In most developed countries, paper consumption has quickly been reduced as digital resources have offered a more efficient alternative to the traditional pen and paper. However, digital technologies are used neither equally nor to their fullest extent around the world. In many African countries, for example, a 5GB movie could take hours to download. In Singapore, however, that same 5GB movie could be downloaded in less than 12 minutes. As a continent, Africa’s access to high bandwidth internet ranks among some of the lowest compared to the rest of the world. In a growing digital age, it is nearly impossible to thrive when the minimum technological requirements are not met as a continent.
Internet Access in Africa
According to InternetWorldStats, roughly 39% of Africa’s entire population had access to the internet as of December 2019. As of 2019, “17.8% of households in Africa had internet access at home“, and “10.7% of households in Africa had a computer.” These percentages might seem low considering that computer technology is more prevalent than ever before. In Africa, however, high-quality internet access is a luxury many people cannot afford.
Barriers to Internet Access
Affordability is the biggest issue concerning internet access in Africa. Internet access in many African countries is expensive compared to countries outside of the continent. Africa as a whole has the least affordable internet prices on the planet.

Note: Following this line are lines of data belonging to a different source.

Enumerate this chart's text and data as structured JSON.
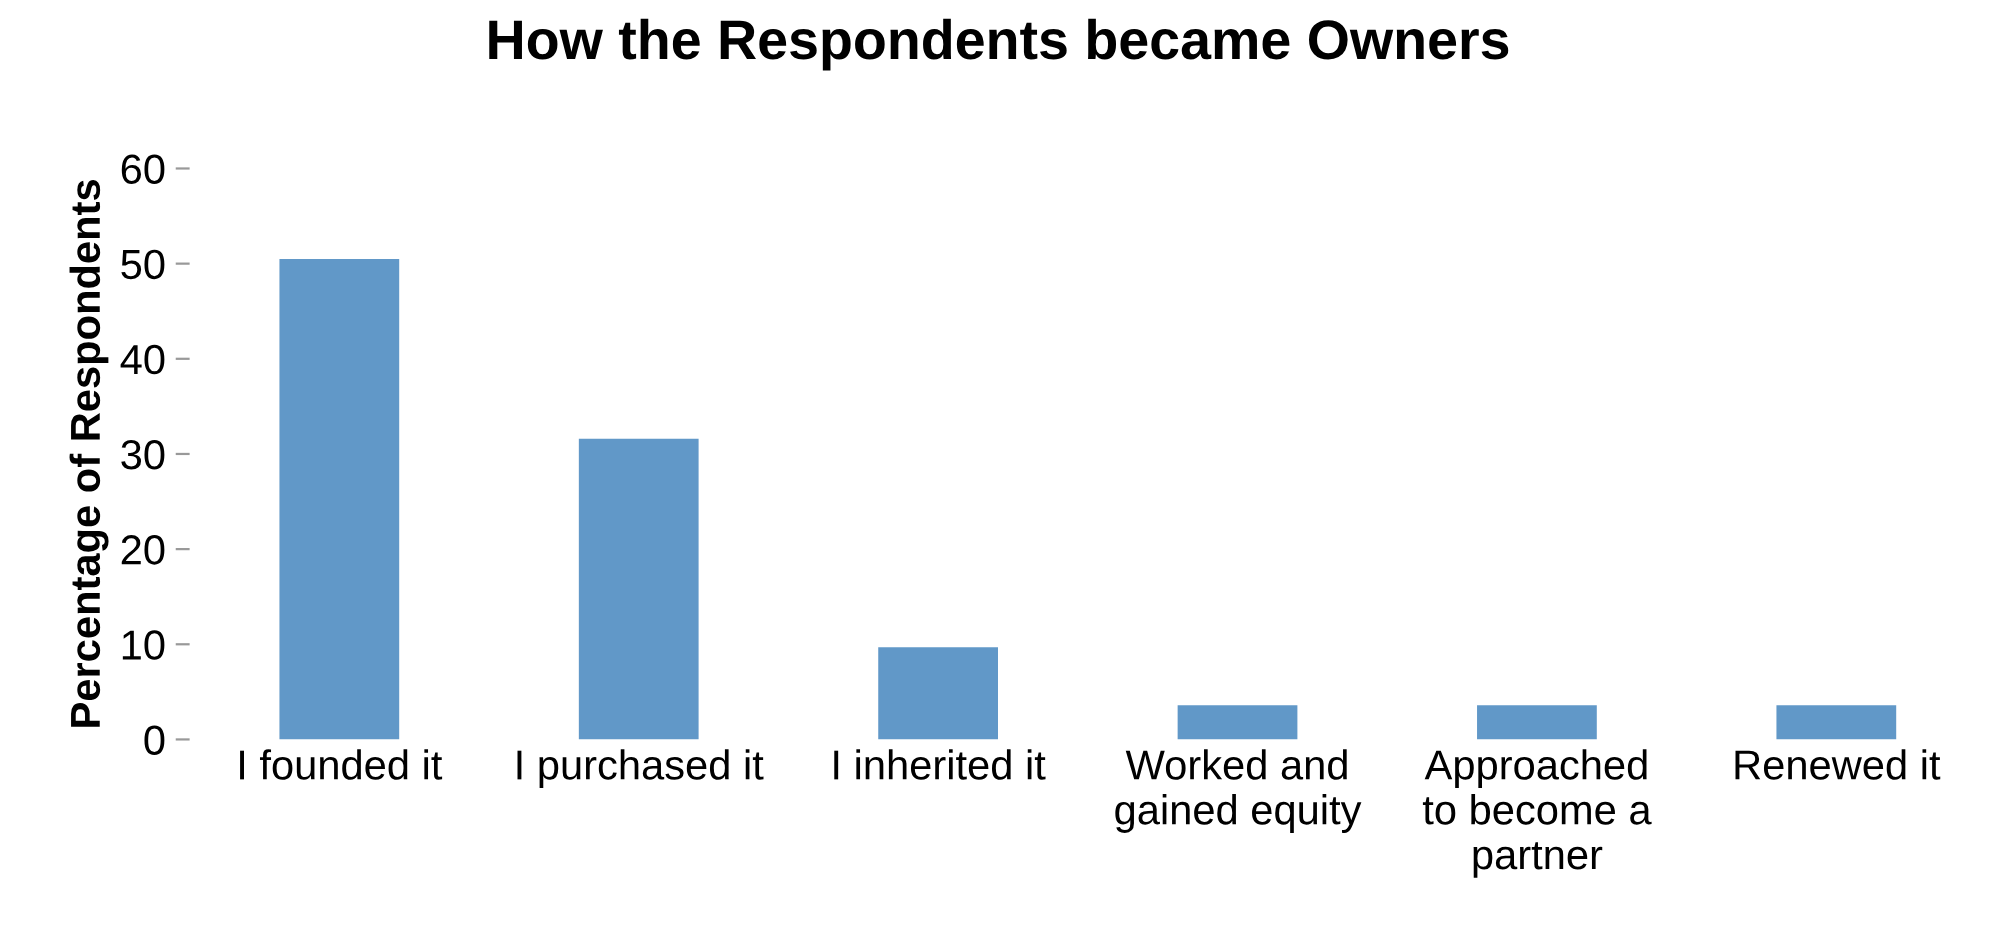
{
  "chart_data": {
    "type": "bar",
    "title": "How the Respondents became Owners",
    "ylabel": "Percentage of Respondents",
    "categories": [
      "I founded it",
      "I purchased it",
      "I inherited it",
      "Worked and\ngained equity",
      "Approached\nto become a\npartner",
      "Renewed it"
    ],
    "values": [
      50.5,
      31.6,
      9.7,
      3.6,
      3.6,
      3.6
    ],
    "color": "#6198c8",
    "ylim": [
      0,
      60
    ],
    "yticks": [
      0,
      10,
      20,
      30,
      40,
      50,
      60
    ],
    "grid": false,
    "legend": false
  }
}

In the Alliance for Affordable Internet’s annual affordability report for 2019, it stated that “across Africa, the average cost for just 1GB data is 7.12% of the average monthly salary.” To put it in perspective, if the average U.S. consumer had to pay 7.12% of his or her average monthly salary for internet access, it would cost nearly $373 per month to access only 1GB of data.

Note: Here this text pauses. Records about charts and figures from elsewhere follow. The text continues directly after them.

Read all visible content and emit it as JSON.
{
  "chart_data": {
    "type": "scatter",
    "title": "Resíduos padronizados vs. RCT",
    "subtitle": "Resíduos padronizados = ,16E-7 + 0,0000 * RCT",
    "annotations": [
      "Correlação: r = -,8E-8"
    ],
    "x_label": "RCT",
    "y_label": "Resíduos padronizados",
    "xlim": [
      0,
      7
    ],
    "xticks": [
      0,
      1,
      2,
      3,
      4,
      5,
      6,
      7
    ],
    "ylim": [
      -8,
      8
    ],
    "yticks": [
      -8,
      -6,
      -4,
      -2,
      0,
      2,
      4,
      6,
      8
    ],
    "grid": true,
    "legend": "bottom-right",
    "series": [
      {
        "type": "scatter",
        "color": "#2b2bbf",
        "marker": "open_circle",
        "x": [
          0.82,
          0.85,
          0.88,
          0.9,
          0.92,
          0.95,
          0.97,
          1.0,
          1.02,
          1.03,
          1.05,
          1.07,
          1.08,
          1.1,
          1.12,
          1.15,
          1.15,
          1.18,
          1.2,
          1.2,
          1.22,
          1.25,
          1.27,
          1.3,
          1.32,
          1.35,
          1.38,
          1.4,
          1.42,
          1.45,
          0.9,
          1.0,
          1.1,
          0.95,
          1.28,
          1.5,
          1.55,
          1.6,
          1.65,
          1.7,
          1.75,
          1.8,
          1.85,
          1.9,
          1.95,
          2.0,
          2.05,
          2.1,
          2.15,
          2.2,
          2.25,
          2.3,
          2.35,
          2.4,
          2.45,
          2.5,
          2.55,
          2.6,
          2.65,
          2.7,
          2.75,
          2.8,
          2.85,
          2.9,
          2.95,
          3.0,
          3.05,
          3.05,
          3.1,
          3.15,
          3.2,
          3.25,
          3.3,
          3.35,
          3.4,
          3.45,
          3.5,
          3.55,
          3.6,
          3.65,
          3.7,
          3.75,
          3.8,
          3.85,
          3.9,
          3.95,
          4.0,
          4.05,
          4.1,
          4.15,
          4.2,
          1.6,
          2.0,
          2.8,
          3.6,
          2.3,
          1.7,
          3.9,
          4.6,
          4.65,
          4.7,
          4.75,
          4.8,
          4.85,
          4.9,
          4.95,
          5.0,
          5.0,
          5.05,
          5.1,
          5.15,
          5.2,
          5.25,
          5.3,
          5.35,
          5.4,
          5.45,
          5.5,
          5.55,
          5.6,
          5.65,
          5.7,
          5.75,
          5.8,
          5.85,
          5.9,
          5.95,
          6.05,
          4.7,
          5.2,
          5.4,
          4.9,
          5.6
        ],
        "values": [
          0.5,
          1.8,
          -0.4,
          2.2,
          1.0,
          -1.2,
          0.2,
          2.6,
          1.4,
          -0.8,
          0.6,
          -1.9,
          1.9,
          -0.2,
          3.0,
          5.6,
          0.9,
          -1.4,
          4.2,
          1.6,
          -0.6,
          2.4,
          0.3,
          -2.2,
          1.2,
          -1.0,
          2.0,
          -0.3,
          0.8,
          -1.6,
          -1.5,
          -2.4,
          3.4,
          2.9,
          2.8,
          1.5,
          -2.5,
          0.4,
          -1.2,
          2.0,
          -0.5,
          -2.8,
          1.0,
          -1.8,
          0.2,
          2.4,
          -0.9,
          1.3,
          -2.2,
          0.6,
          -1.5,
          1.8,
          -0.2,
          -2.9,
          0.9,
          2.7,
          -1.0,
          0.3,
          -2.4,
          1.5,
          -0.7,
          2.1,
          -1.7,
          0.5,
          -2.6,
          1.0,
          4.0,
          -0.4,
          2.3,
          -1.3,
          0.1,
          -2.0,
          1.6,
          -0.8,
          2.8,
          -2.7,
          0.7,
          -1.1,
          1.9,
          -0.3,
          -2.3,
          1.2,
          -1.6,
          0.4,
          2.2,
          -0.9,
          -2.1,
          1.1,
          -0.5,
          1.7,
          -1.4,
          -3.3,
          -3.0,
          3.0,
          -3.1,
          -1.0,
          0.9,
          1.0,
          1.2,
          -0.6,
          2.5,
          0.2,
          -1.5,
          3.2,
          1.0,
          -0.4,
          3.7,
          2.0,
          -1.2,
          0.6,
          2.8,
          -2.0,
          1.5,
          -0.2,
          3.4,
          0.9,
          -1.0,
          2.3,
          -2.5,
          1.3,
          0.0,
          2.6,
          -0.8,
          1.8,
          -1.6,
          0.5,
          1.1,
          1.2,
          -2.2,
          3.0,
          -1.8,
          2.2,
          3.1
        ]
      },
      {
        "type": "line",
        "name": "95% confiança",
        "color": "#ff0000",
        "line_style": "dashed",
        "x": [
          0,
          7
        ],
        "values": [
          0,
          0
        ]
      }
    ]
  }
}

Although the amount of people who have high bandwidth internet access in Africa is low today, numerous organizations are working to close the continent’s digital divide. For instance, an initiative called the Africa Digital Moonshot aims to digitally connect all facets of life in Africa by 2030. Some of the “Moonshot Objectives” include:
Establishing more digital infrastructure
Teaching basic digital skills and literacy
Increasing the amount digital platforms
Making Digital financial services more accessible
Expanding upon digital entrepreneurship
To see this dream come to fruition, the Broadband Commission for Sustainable Development laid out the first goal for the initiative in a past report: doubling Africa’s broadband connectivity from its current number by 2021. If this is achieved by next year, the plan to implement good quality, universal internet access in Africa by 2030 is on schedule. Although these developments are necessary for improving internet access in Africa, they come with a hefty price tag, since roughly $100 billion is needed to cover numerous implementations (such as infrastructure, legal costs and network management.) Even though the goal hasn’t been achieved yet, internet access rates in Africa are moving in a positive direction. Moreover, the Broadband Commission for Sustainable Development is closer than ever to reaching its Seven 2025 Targets for worldwide, universal high bandwidth internet access.
The Economy and Internet Access
Experts also have stressed the critical role high bandwidth internet access in Africa will have for boosting Africa’s economy in the future. Makhtar Diop, the World Banks’ Vice President for Infrastructure, stated that “the digital agenda is first and foremost a growth and jobs agenda.” He goes on to explain that “broadening internet access means creating millions of job opportunities.” When it comes to job creation, universal internet access not only improves domestic business but it also allows for more participation in marketplaces worldwide. For many Africa countries, e-commerce is heavily underutilized, but installing suitable, accessible internet throughout the continent can make conducting e-commerce internationally a top priority for most African businesses.
Given the positive progress Africa has made over the past 20 years concerning internet access, many are optimistic about the continent’s online presence development for the near future. E-commerce, telehealth, mobile education and many other virtual alternatives are slowly becoming more prevalent throughout Africa. The necessary first steps toward improving internet access in Africa have yielded positive results, and these plans for improving access are only the beginning of the continent’s untapped digital potential.